Once you master the intricate pathway that is the insider's route to the basement of Century 21's shoe department, you are greeted with a buffet of discounted and beautiful shoes: Delman ballet flats and Stuart Weitzman stilettos; Prada pumps, Valentino sandals, Michael Kors mules. It is beyond dazzling. You have to dig through boxes relentlessly and you must be prepared to wage your most ardent battle against intruding enemies, but should you emerge victorious with a pair of Fendi golden slippers, you are truly empowered.
I'd like to say I emerged from the shoe department victorious, waving a Chanel slingback over my head but in fact I hobbled up into the light in fatigue and pain. I clutched a purchase under my arm, but I did not gloat for I knew it was heavily discounted; This was not due to my skill, but owing to the natural order of the "discount coupon." Waiting for my sister in law to meet me I realized with a dash of steely middle aged horror that I had lost my taste for retail blood.
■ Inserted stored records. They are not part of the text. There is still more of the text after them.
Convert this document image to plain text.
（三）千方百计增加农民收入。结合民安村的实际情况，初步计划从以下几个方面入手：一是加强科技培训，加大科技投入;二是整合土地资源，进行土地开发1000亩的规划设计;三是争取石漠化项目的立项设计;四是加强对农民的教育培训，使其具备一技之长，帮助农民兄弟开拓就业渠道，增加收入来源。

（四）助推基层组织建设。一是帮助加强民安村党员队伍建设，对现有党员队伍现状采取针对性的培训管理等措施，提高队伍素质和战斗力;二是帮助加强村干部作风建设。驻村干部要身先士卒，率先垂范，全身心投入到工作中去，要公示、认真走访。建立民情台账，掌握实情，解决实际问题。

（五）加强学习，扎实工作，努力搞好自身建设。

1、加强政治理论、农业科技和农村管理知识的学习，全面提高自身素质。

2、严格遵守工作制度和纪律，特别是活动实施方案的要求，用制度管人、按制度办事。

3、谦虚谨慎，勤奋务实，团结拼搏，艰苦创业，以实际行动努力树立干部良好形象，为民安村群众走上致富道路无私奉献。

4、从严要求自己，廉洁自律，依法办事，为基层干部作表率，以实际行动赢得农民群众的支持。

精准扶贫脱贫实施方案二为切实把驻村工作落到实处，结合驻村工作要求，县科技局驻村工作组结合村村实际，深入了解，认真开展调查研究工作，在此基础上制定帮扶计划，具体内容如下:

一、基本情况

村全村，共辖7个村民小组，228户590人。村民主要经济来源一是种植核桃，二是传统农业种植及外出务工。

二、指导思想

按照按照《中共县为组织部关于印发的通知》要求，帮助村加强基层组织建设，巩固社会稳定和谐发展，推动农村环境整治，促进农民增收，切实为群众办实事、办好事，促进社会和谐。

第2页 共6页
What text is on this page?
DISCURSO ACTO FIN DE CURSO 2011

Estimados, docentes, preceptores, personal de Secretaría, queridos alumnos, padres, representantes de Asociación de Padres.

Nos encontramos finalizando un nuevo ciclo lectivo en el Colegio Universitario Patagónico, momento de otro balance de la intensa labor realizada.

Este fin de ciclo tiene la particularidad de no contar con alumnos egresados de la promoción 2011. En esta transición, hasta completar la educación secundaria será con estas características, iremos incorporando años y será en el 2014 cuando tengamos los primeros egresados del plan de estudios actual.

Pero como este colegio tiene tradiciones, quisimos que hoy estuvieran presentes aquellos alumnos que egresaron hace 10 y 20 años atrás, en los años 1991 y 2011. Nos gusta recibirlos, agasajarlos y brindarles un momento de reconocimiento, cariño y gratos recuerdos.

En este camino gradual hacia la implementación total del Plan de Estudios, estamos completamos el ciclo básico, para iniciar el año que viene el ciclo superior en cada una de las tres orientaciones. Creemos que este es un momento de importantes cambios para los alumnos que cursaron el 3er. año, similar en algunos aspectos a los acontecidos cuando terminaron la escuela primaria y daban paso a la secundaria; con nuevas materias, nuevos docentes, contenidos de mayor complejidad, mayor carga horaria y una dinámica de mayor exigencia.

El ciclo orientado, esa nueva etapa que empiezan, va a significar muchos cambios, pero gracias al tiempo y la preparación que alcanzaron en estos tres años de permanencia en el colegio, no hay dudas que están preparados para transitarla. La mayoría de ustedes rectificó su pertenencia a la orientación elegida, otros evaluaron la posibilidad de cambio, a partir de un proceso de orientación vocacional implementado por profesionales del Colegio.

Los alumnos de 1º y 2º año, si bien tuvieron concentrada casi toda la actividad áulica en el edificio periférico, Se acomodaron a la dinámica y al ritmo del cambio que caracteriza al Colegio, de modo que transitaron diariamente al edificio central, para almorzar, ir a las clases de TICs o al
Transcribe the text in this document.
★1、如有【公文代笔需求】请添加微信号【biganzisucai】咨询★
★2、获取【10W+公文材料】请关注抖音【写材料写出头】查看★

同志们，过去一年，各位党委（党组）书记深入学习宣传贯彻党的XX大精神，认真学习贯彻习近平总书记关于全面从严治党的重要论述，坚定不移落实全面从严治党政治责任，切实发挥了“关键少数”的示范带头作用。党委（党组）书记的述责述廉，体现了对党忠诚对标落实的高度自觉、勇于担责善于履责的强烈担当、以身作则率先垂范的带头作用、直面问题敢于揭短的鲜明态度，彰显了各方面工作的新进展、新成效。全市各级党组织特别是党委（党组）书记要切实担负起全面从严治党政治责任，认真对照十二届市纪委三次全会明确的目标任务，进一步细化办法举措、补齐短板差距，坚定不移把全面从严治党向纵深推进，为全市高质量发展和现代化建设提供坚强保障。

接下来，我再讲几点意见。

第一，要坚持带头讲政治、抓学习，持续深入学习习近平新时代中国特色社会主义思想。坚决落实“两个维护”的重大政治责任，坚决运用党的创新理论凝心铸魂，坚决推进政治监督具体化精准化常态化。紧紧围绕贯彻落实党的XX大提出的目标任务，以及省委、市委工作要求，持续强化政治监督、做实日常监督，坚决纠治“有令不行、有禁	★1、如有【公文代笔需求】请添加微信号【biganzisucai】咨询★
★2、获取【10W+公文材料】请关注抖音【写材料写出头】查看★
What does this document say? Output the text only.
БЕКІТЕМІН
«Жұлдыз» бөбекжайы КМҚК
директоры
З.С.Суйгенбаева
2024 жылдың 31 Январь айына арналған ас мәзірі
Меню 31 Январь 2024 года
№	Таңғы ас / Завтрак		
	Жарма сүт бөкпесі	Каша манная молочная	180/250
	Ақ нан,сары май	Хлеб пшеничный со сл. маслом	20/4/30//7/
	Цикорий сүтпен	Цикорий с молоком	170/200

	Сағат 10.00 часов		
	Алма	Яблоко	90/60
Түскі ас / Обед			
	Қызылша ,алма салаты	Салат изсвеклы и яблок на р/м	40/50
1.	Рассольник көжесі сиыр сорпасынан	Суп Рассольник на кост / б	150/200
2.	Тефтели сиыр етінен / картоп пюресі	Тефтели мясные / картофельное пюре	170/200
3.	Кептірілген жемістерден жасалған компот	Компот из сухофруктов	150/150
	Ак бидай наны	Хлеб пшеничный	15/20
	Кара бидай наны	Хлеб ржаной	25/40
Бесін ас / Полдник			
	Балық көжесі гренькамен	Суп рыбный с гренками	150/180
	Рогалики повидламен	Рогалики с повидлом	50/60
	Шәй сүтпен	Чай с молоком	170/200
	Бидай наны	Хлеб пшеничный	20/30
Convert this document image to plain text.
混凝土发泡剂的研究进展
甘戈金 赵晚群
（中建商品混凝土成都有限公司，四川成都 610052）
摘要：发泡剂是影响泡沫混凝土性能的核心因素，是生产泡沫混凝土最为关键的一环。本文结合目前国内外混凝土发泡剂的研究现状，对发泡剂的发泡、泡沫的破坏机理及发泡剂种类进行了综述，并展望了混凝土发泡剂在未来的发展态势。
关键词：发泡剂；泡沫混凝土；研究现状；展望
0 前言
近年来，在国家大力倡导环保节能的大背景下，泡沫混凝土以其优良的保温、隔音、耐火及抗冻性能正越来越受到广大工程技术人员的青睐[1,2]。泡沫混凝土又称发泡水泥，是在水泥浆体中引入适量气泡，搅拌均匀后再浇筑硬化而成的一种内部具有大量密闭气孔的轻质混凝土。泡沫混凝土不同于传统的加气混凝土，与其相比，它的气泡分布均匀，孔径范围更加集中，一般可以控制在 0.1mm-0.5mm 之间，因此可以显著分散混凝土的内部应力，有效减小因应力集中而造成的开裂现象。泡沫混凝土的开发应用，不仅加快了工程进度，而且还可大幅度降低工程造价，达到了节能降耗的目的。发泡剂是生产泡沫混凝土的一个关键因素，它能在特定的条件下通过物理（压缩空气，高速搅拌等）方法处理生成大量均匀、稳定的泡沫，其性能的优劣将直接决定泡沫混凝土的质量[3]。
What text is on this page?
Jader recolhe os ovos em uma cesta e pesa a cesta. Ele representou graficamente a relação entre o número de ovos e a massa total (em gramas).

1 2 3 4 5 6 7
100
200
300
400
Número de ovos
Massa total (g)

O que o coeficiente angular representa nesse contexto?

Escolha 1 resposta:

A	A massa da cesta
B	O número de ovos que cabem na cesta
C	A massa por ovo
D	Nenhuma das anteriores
I did not want to battle women half my age for a discounted Agent Provocateur boy short hidden in a jumble bin in the lingerie department. There are reasons some people would simply rather pay full price. It's nice when you can afford to and essentially a surcharge not to have to deal with other shoppers.
When my sister in law finally appeared, even she--the Xena of Shopping--was spent. She had taken on her adversaries and they had worn her down. While she had scored some respectable buys, they were won at a hard cost: "I didn't even get to the shoe department," she said bitterly. I would consider that most fortunate.